Say, for example, you’re a cash-strapped 30-something setting out to buy the basics for your new starter home. Who do you turn to first? John Lewis, Britain’s favourite department store? How long will your budget stretch there? Amazon or eBay? Good luck with the trawl. Bargain specialists like Trade Secret or Bedsos? Nice prices but are they really the best on offer anywhere? Or, like many price conscious shoppers these days, you could start your search at MoneySavingExpert, the consumer champion site set up by Martin Lewis, and try out their budgeting tools.

Customers are looking to get value for money. From the Haggling on the High Street guide, telling you how to negotiate instant discounts at the checkout, to the Cheap Energy Club that could get you a crowd-sourced electricity deal. Personalised sales alerts surface the latest extant discounts on kitchen appliances. The Downshift Challenge shows you how to curb your weekly outgoings. Signposts to sites like Zeek and Curiua help you get the best deals from Amazon across Europe or snap up discounted gift cards from shops and ecommerce brands. With its tools, checklists and guides, MoneySavingExpert arms you to become a more powerful customer.

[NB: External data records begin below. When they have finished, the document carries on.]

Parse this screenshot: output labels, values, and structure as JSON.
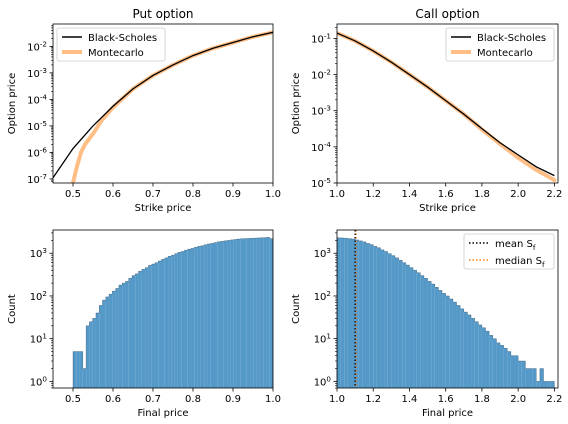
{
  "colors": {
    "black_scholes": "#000000",
    "montecarlo": "#ffbe86",
    "histogram": "#5499c7",
    "histogram_edge": "#1f3d57",
    "mean_line": "#000000",
    "median_line": "#ff7f0e"
  },
  "chart_data": [
    {
      "type": "line",
      "title": "Put option",
      "xlabel": "Strike price",
      "ylabel": "Option price",
      "xlim": [
        0.45,
        1.0
      ],
      "ylim": [
        7e-08,
        0.07
      ],
      "yscale": "log",
      "xticks": [
        "0.5",
        "0.6",
        "0.7",
        "0.8",
        "0.9",
        "1.0"
      ],
      "yticks": [
        "10<sup>-7</sup>",
        "10<sup>-6</sup>",
        "10<sup>-5</sup>",
        "10<sup>-4</sup>",
        "10<sup>-3</sup>",
        "10<sup>-2</sup>"
      ],
      "legend_position": "upper-left",
      "series": [
        {
          "name": "Black-Scholes",
          "x": [
            0.45,
            0.5,
            0.55,
            0.6,
            0.65,
            0.7,
            0.75,
            0.8,
            0.85,
            0.9,
            0.95,
            1.0
          ],
          "y": [
            1.1e-07,
            1.4e-06,
            1e-05,
            5.5e-05,
            0.00025,
            0.0008,
            0.002,
            0.0045,
            0.0085,
            0.014,
            0.023,
            0.034
          ]
        },
        {
          "name": "Montecarlo",
          "x": [
            0.5,
            0.51,
            0.52,
            0.53,
            0.55,
            0.57,
            0.6,
            0.65,
            0.7,
            0.75,
            0.8,
            0.85,
            0.9,
            0.95,
            1.0
          ],
          "y": [
            7e-08,
            3e-07,
            1e-06,
            2e-06,
            5e-06,
            1.5e-05,
            5e-05,
            0.00025,
            0.0008,
            0.002,
            0.0045,
            0.0085,
            0.014,
            0.023,
            0.034
          ]
        }
      ]
    },
    {
      "type": "line",
      "title": "Call option",
      "xlabel": "Strike price",
      "ylabel": "Option price",
      "xlim": [
        1.0,
        2.22
      ],
      "ylim": [
        1e-05,
        0.25
      ],
      "yscale": "log",
      "xticks": [
        "1.0",
        "1.2",
        "1.4",
        "1.6",
        "1.8",
        "2.0",
        "2.2"
      ],
      "yticks": [
        "10<sup>-5</sup>",
        "10<sup>-4</sup>",
        "10<sup>-3</sup>",
        "10<sup>-2</sup>",
        "10<sup>-1</sup>"
      ],
      "legend_position": "upper-right",
      "series": [
        {
          "name": "Black-Scholes",
          "x": [
            1.0,
            1.1,
            1.2,
            1.3,
            1.4,
            1.5,
            1.6,
            1.7,
            1.8,
            1.9,
            2.0,
            2.1,
            2.2
          ],
          "y": [
            0.14,
            0.085,
            0.045,
            0.022,
            0.01,
            0.0045,
            0.0019,
            0.0008,
            0.00032,
            0.00013,
            6e-05,
            2.8e-05,
            1.6e-05
          ]
        },
        {
          "name": "Montecarlo",
          "x": [
            1.0,
            1.1,
            1.2,
            1.3,
            1.4,
            1.5,
            1.6,
            1.7,
            1.8,
            1.9,
            2.0,
            2.1,
            2.2
          ],
          "y": [
            0.14,
            0.085,
            0.045,
            0.022,
            0.01,
            0.0045,
            0.0019,
            0.0008,
            0.0003,
            0.00012,
            5e-05,
            2.3e-05,
            1.2e-05
          ]
        }
      ]
    },
    {
      "type": "histogram",
      "xlabel": "Final price",
      "ylabel": "Count",
      "xlim": [
        0.45,
        1.0
      ],
      "ylim": [
        0.7,
        3500
      ],
      "yscale": "log",
      "xticks": [
        "0.5",
        "0.6",
        "0.7",
        "0.8",
        "0.9",
        "1.0"
      ],
      "yticks": [
        "10<sup>0</sup>",
        "10<sup>1</sup>",
        "10<sup>2</sup>",
        "10<sup>3</sup>"
      ],
      "bin_range": [
        0.5,
        1.0
      ],
      "counts": [
        5,
        5,
        5,
        2,
        20,
        25,
        30,
        40,
        60,
        80,
        95,
        110,
        130,
        150,
        180,
        200,
        220,
        260,
        300,
        330,
        380,
        420,
        460,
        520,
        560,
        600,
        660,
        720,
        780,
        850,
        900,
        980,
        1050,
        1100,
        1180,
        1250,
        1300,
        1380,
        1450,
        1500,
        1580,
        1650,
        1700,
        1780,
        1850,
        1900,
        1950,
        2000,
        2050,
        2100,
        2150,
        2180,
        2200,
        2220,
        2240,
        2260,
        2280,
        2300,
        2320,
        2350,
        2200
      ]
    },
    {
      "type": "histogram",
      "xlabel": "Final price",
      "ylabel": "Count",
      "xlim": [
        1.0,
        2.22
      ],
      "ylim": [
        0.7,
        3500
      ],
      "yscale": "log",
      "xticks": [
        "1.0",
        "1.2",
        "1.4",
        "1.6",
        "1.8",
        "2.0",
        "2.2"
      ],
      "yticks": [
        "10<sup>0</sup>",
        "10<sup>1</sup>",
        "10<sup>2</sup>",
        "10<sup>3</sup>"
      ],
      "legend_position": "upper-right",
      "mean": 1.1,
      "median": 1.105,
      "bin_range": [
        1.0,
        2.2
      ],
      "counts": [
        2300,
        2280,
        2250,
        2200,
        2150,
        2050,
        1950,
        1850,
        1700,
        1600,
        1450,
        1350,
        1200,
        1100,
        980,
        880,
        780,
        690,
        600,
        530,
        460,
        400,
        350,
        300,
        260,
        220,
        190,
        160,
        135,
        115,
        100,
        85,
        72,
        60,
        50,
        42,
        36,
        30,
        25,
        21,
        18,
        15,
        12,
        10,
        8,
        7,
        6,
        5,
        4,
        4,
        3,
        3,
        2,
        2,
        2,
        1,
        2,
        1,
        1,
        1
      ],
      "legend": {
        "mean_label": "mean S<sub>f</sub>",
        "median_label": "median S<sub>f</sub>"
      }
    }
  ]
}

And it’s not only militant bargain-hunters who demand usefulness if they are going to give loyal engagement in return. With a best-in-class reservation and store collection service, Argos is a shining example of a high street retailer who fully understands the importance of exceptional usefulness to customers. Mobile banking? Barclays gets 5 star ratings for top class security functions, like instant freezing of lost debit cards at the touch of the screen. Subscribers to The Economist can add daily editor’s highlights with their mobile Espresso service. Pick your category and choose your tool.

In this age of constant innovation, someone somewhere in the world is building exceptional usefulness into their customer experience and as a result is gaining competitive advantage.

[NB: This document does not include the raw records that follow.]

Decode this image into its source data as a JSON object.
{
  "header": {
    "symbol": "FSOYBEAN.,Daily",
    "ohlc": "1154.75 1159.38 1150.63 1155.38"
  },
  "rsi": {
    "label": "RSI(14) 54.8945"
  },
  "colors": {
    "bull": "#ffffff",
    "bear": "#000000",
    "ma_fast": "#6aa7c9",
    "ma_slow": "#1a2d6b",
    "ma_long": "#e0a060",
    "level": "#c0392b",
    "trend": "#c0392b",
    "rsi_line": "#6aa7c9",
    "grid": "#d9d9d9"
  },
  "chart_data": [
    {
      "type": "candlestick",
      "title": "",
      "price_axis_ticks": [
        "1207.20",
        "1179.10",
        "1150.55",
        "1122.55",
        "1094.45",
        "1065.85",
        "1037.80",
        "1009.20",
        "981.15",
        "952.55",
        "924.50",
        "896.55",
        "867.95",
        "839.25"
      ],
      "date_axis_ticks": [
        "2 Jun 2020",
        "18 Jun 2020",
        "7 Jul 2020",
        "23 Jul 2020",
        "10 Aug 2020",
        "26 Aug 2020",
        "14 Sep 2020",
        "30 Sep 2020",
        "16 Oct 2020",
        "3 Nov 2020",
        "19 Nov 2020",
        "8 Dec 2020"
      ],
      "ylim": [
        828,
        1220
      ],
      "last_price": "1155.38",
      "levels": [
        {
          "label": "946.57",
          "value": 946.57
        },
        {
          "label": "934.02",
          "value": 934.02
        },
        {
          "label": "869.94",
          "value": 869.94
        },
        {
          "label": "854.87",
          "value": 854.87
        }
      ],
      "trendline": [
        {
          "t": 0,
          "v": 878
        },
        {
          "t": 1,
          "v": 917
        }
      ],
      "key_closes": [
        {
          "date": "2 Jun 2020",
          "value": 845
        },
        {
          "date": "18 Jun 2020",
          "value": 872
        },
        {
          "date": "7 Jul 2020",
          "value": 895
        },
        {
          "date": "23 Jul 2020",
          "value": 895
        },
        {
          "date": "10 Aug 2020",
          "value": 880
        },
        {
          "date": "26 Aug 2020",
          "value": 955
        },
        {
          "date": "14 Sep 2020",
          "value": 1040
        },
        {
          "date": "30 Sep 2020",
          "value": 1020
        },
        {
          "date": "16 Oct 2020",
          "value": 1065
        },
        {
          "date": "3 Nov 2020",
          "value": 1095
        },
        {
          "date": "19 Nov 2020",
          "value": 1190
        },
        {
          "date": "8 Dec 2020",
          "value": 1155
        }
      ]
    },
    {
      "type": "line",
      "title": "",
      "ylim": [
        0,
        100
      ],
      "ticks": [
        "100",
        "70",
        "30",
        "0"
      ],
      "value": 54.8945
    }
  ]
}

So when we help our clients design customer propositions that build customer loyalty, we ask questions that go beyond price, rewards or points:

  • Are you considered useful by your customers?
  • How does your usefulness compare to your competitors?
  • How can you make your current offer more useful?
  • What innovation could you introduce that would be considered exceptionally useful to current and future customers?

It’s not always about cheap and convenient. Is your brand delivering?